Já o jornalista Fabiano Rampazzo, que dá dicas para o público masculino transformar a paquera virtual em real em “Xaveco Pontocom” (Matrix Editora), acredita que outro fator positivo é o fato de o computador servir de estímulo para a confissão (e até a concretização, dependendo do caso) de determinados fetiches.

“Existem fantasias que determinadas pessoas não têm coragem de colocar em prática ou sequer revelar para o namorado ou namorada. A web traz alguns fetiches à tona e permite realizá-los com um certo prazer, de algum modo”, pontua. Fabiano diz ainda que a internet dispensa algumas exigências, como estar “arrumadinho, bonito e cheiroso” –características essenciais para um encontro real ou à caça de parceiros na balada. O que vale, na web, é a imaginação.

“Se a pessoa tem baixa autoestima, o sexo virtual vai ajudar nesse momento. Como não existe a presença física do parceiro, isso faz que seus pontos fracos não apareçam. A pessoa, então, se sente mais desejada”, comenta Daniela Mantegari. Já a administradora de empresas e publicitária Erica Queiroz, autora de “O Amor Está na Rede” (M. Books), acredita que o sexo virtual tem um grande número de adeptos porque "funciona como uma espécie de esquenta”.

“É um aperitivo para o que vai rolar concretamente”, afirma. Ela avisa que é importante que as pessoas saibam, de fato, o que querem e o que buscam antes de partir para essas experiências. “Se uma garota quer arrumar um namoro sério, não pode criar expectativas em relação a alguém que conhece em um chat com conteúdo sexual. Se a história começa com sexo, dificilmente vai sair disso”, ressalta.

A troca de mensagens ou imagens libidinosas também serve para apimentar o relacionamento de casais estáveis, segundo os especialistas, e para preparar a imaginação para o que pode vir a acontecer no plano real. Para a psicóloga Andrea Jotta, do Núcleo de Pesquisas da Psicologia em Informática da Pontifícia Universidade Católica de São Paulo (NPPI/PUC-SP), o maior benefício que o sexo virtual pode proporcionar é o autoconhecimento. E ela tem uma teoria interessante...

“Costumo dizer que esse tipo de sexo, na verdade, é uma masturbação animada. Trata-se de fazer sexo consigo mesmo. Porque tudo depende da sua fantasia e do jogo de sedução que você pode criar. É uma espécie de treino, em que as pessoas vão testando seus limites e depois os transpassam para a vida real”, argumenta.

Real e virtual

Segundo Andrea, entretanto, para desfrutar plenamente do erotismo proporcionado pela internet é preciso ter um grau de maturidade avançado o suficiente para distinguir o que é virtual é o que é real. “Nem sempre a realidade vai ser tão boa quanto a fantasia criada no MSN, por exemplo”, salienta a psicóloga. “Isso porque, como expliquei, no sexo virtual você faz sexo com você mesmo. Na vida, é melhor ter consciência de que não vai ser igual. Afinal, o outro não estará dentro da sua mente.”

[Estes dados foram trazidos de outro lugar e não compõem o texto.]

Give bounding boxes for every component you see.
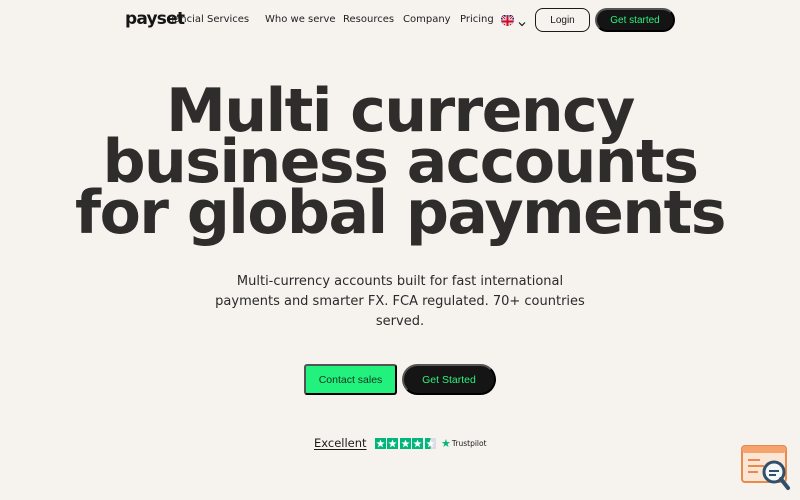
login-button[interactable]: Login	[535, 8, 590, 32]
star-icon	[387, 437, 399, 449]
hero-get-started-button[interactable]: Get Started	[402, 364, 496, 395]
headline-line-3: for global payments	[75, 178, 726, 248]
nav-get-started-button[interactable]: Get started	[595, 8, 675, 32]
nav-resources[interactable]: Resources	[343, 14, 394, 25]
nav-financial-services[interactable]: Financial Services	[172, 14, 249, 25]
trustpilot-brand-text: Trustpilot	[451, 438, 487, 448]
top-nav: payset Financial Services Who we serve R…	[0, 0, 800, 40]
uk-flag-icon[interactable]	[501, 13, 514, 26]
star-icon	[399, 437, 411, 449]
chevron-down-icon[interactable]	[518, 14, 526, 27]
star-icon	[412, 437, 424, 449]
rating-word[interactable]: Excellent	[314, 436, 367, 450]
page: payset Financial Services Who we serve R…	[0, 0, 800, 500]
nav-pricing[interactable]: Pricing	[460, 14, 494, 25]
half-star-icon	[424, 437, 436, 449]
trustpilot-logo[interactable]: ★ Trustpilot	[441, 437, 487, 450]
hero-subtitle: Multi-currency accounts built for fast i…	[215, 274, 585, 329]
contact-sales-button[interactable]: Contact sales	[304, 364, 397, 395]
trustpilot-star-icon: ★	[441, 436, 451, 450]
star-icon	[374, 437, 386, 449]
hero-headline: Multi currency business accounts for glo…	[0, 81, 800, 248]
trustpilot-stars	[374, 437, 438, 449]
search-chat-icon[interactable]	[740, 444, 792, 492]
trustpilot-rating[interactable]: Excellent ★ Trustpilot	[314, 436, 487, 450]
nav-who-we-serve[interactable]: Who we serve	[265, 14, 336, 25]
nav-company[interactable]: Company	[403, 14, 451, 25]
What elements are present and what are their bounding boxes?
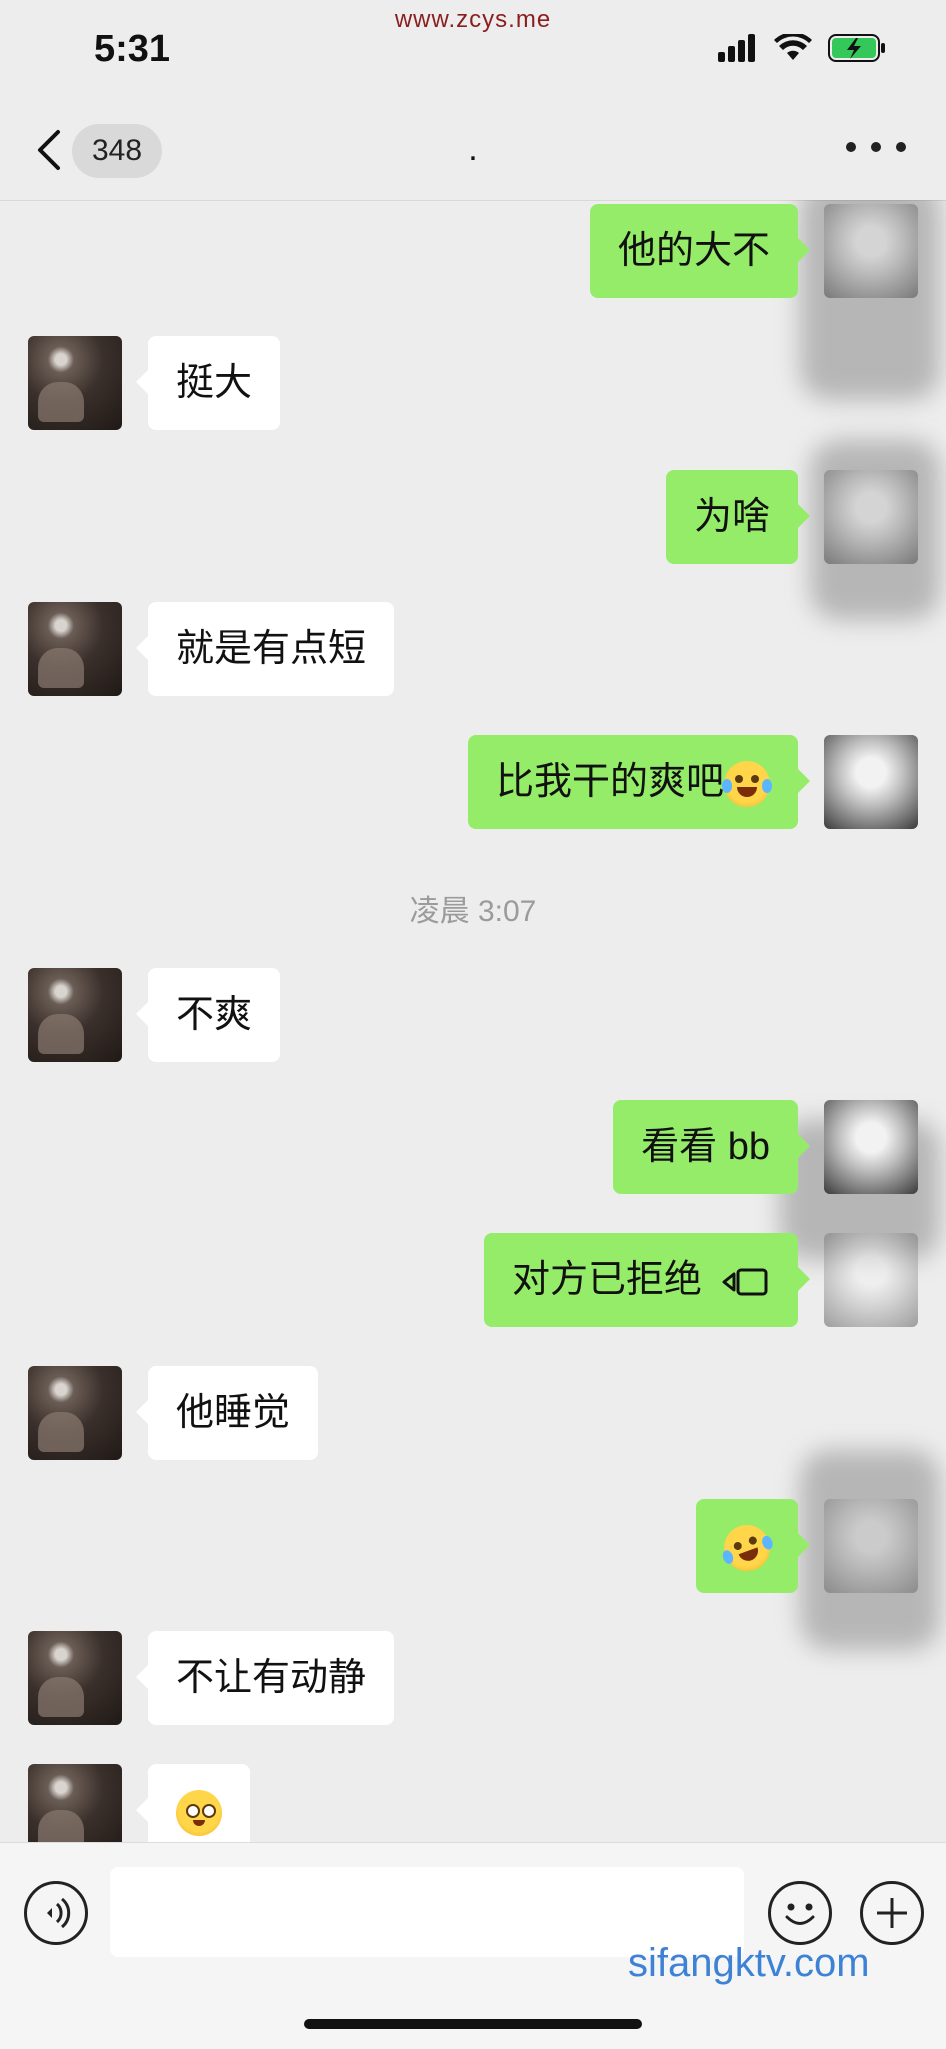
voice-input-button[interactable]: [24, 1881, 88, 1945]
chat-header: 348 .: [0, 100, 946, 201]
contact-avatar[interactable]: [28, 602, 122, 696]
more-actions-button[interactable]: [860, 1881, 924, 1945]
message-row: 看看 bb: [0, 1100, 946, 1194]
smiley-icon: [785, 1903, 815, 1925]
plus-icon: [877, 1898, 907, 1928]
rolling-laughing-emoji: [717, 1518, 777, 1578]
message-row: 不让有动静: [0, 1631, 946, 1725]
message-row: [0, 1499, 946, 1593]
watermark-bottom: sifangktv.com: [628, 1941, 870, 1985]
home-indicator[interactable]: [304, 2019, 642, 2029]
tears-of-joy-emoji: [722, 760, 772, 807]
cellular-signal-icon: [718, 34, 755, 62]
contact-avatar[interactable]: [28, 1366, 122, 1460]
my-avatar[interactable]: [824, 1499, 918, 1593]
message-row: 为啥: [0, 470, 946, 564]
contact-avatar[interactable]: [28, 336, 122, 430]
my-avatar[interactable]: [824, 470, 918, 564]
contact-avatar[interactable]: [28, 968, 122, 1062]
my-avatar[interactable]: [824, 1233, 918, 1327]
message-bubble[interactable]: 看看 bb: [613, 1100, 810, 1194]
message-bubble[interactable]: 就是有点短: [135, 602, 395, 696]
my-avatar[interactable]: [824, 1100, 918, 1194]
my-avatar[interactable]: [824, 735, 918, 829]
message-row: 对方已拒绝: [0, 1233, 946, 1327]
message-bubble[interactable]: 不让有动静: [135, 1631, 395, 1725]
time-divider: 凌晨 3:07: [409, 895, 537, 928]
status-icons: [718, 34, 886, 62]
emoji-bubble[interactable]: [696, 1499, 810, 1593]
message-text: 比我干的爽吧: [495, 761, 724, 803]
message-bubble[interactable]: 他睡觉: [135, 1366, 319, 1460]
wifi-icon: [774, 34, 812, 60]
message-bubble[interactable]: 他的大不: [589, 204, 811, 298]
message-bubble[interactable]: 不爽: [135, 968, 281, 1062]
message-row: 他睡觉: [0, 1366, 946, 1460]
contact-avatar[interactable]: [28, 1764, 122, 1842]
contact-avatar[interactable]: [28, 1631, 122, 1725]
status-time: 5:31: [94, 28, 171, 70]
emoji-bubble[interactable]: [136, 1764, 250, 1842]
emoji-button[interactable]: [768, 1881, 832, 1945]
message-bubble[interactable]: 比我干的爽吧: [467, 735, 811, 829]
dot-icon: [871, 142, 881, 152]
message-row: 就是有点短: [0, 602, 946, 696]
voice-icon: [47, 1897, 71, 1929]
message-row: [0, 1764, 946, 1842]
message-row: 不爽: [0, 968, 946, 1062]
input-bar: sifangktv.com: [0, 1842, 946, 2049]
message-row: 他的大不: [0, 204, 946, 298]
message-row: 比我干的爽吧: [0, 735, 946, 829]
message-list[interactable]: 他的大不 挺大 为啥 就是有点短 比我干的爽吧 凌晨 3:07 不爽 看看 bb…: [0, 200, 946, 1842]
my-avatar[interactable]: [824, 204, 918, 298]
status-bar: www.zcys.me 5:31: [0, 0, 946, 100]
call-declined-bubble[interactable]: 对方已拒绝: [483, 1233, 811, 1327]
dot-icon: [896, 142, 906, 152]
dot-icon: [846, 142, 856, 152]
message-bubble[interactable]: 挺大: [135, 336, 281, 430]
video-call-icon: [722, 1268, 768, 1296]
flushed-emoji: [176, 1789, 222, 1836]
message-text: 对方已拒绝: [511, 1259, 702, 1301]
message-bubble[interactable]: 为啥: [665, 470, 811, 564]
chat-title: .: [468, 130, 478, 168]
more-options-button[interactable]: [846, 142, 906, 158]
message-row: 挺大: [0, 336, 946, 430]
battery-charging-icon: [828, 34, 885, 62]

A prática do sexo virtual pode, sim, ser deliciosa, mas é preciso tomar alguns cuidados. “Vários estudos já mostraram que pessoas que fazem sexo virtual acabam por se isolar, ficam viciadas na masturbação e passam a não interagir com o outro, dificultando a abordagem ao vivo. Brincar de vez em quando é bem diferente de fazer sexo virtual”, adverte a sexóloga Carla Cecarello.

Segundo ela, é preciso ficar atento quando o comportamento passa a ser exacerbado. "Qualquer atividade diante do computador que comece a se tornar viciante ou mais importante do que as atividades da vida presencial denota um uso nocivo e, em muitos casos, exige tratamento psicológico”. Não custa lembrar um problema sério: o envolvimento de menores em práticas sexuais é crime. Caso suspeite de algo, denuncie.